Source
Program in Physical Therapy, Washington University School of Medicine, St. Louis, MO 63110, USA. vandillenl@msnotes.wustl.edu
Abstract
STUDY DESIGN:
Cross-sectional study of patients with mechanical low back pain (MLBP).
OBJECTIVE:
To test the construct validity of 3 categories of a movement system impairment-based classification proposed for use with patients with MLBP.
BACKGROUND:
A pathoanatomic basis for directing treatment has not proven useful in a wide variety of patients with MLBP. In addition, there is a paucity of data describing the movement system impairments that characterize many of the pathoanatomically based MLBP diagnoses. Because of the mechanical nature of MLBP, a system based on groups of signs and symptoms relevant to conservative management needs to be developed.
METHODS AND MEASURES:
A movement system impairment-based classification was proposed that defined 5 categories of MLBP based on the findings from a standardized examination.

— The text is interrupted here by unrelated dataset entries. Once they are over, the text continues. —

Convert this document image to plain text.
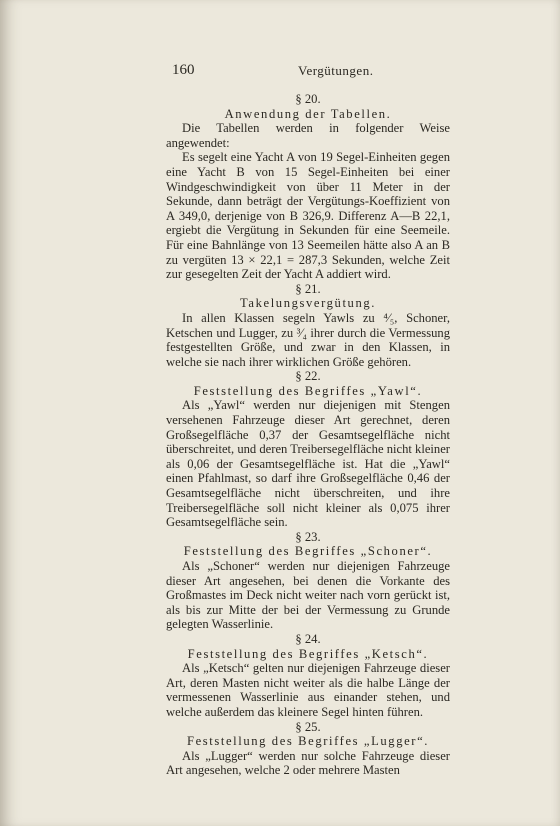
160	Vergütungen.

§ 20.

Anwendung der Tabellen.

Die Tabellen werden in folgender Weise angewendet:

Es segelt eine Yacht A von 19 Segel-Einheiten gegen eine Yacht B von 15 Segel-Einheiten bei einer Windgeschwindigkeit von über 11 Meter in der Sekunde, dann beträgt der Vergütungs-Koeffizient von A 349,0, derjenige von B 326,9. Differenz A—B 22,1, ergiebt die Vergütung in Sekunden für eine Seemeile. Für eine Bahnlänge von 13 Seemeilen hätte also A an B zu vergüten 13 × 22,1 = 287,3 Sekunden, welche Zeit zur gesegelten Zeit der Yacht A addiert wird.

§ 21.

Takelungsvergütung.

In allen Klassen segeln Yawls zu ⁴⁄₅, Schoner, Ketschen und Lugger, zu ³⁄₄ ihrer durch die Vermessung festgestellten Größe, und zwar in den Klassen, in welche sie nach ihrer wirklichen Größe gehören.

§ 22.

Feststellung des Begriffes „Yawl“.

Als „Yawl“ werden nur diejenigen mit Stengen versehenen Fahrzeuge dieser Art gerechnet, deren Großsegelfläche 0,37 der Gesamtsegelfläche nicht überschreitet, und deren Treibersegelfläche nicht kleiner als 0,06 der Gesamtsegelfläche ist. Hat die „Yawl“ einen Pfahlmast, so darf ihre Großsegelfläche 0,46 der Gesamtsegelfläche nicht überschreiten, und ihre Treibersegelfläche soll nicht kleiner als 0,075 ihrer Gesamtsegelfläche sein.

§ 23.

Feststellung des Begriffes „Schoner“.

Als „Schoner“ werden nur diejenigen Fahrzeuge dieser Art angesehen, bei denen die Vorkante des Großmastes im Deck nicht weiter nach vorn gerückt ist, als bis zur Mitte der bei der Vermessung zu Grunde gelegten Wasserlinie.

§ 24.

Feststellung des Begriffes „Ketsch“.

Als „Ketsch“ gelten nur diejenigen Fahrzeuge dieser Art, deren Masten nicht weiter als die halbe Länge der vermessenen Wasserlinie aus einander stehen, und welche außerdem das kleinere Segel hinten führen.

§ 25.

Feststellung des Begriffes „Lugger“.

Als „Lugger“ werden nur solche Fahrzeuge dieser Art angesehen, welche 2 oder mehrere Masten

Using the examination, 5 physical therapists examined a total of 188 patients with MLBP. A principal components analysis with an oblique rotation was conducted. Eigenvalues were plotted and a scree test was used to determine the number of factors to retain. A split-sample cross-validation procedure was conducted to verify the factor structure.
RESULTS:
Three factors were identified in both samples: 2 factors related to symptoms with lumbar rotation and lumbar extension alignments or movements, and 1 factor related to signs of lumbar rotation with different alignments and movements.
CONCLUSION:
Our results provide support for 3 factors related to 3 of the 5 proposed categories: lumbar rotation with extension, lumbar rotation, and lumbar extension. The existence of these 3 factors provides preliminary evidence for specific clusters of tests of alignment and movement impairments that could be used in classifying patients with MLBP into movement-system-related categories.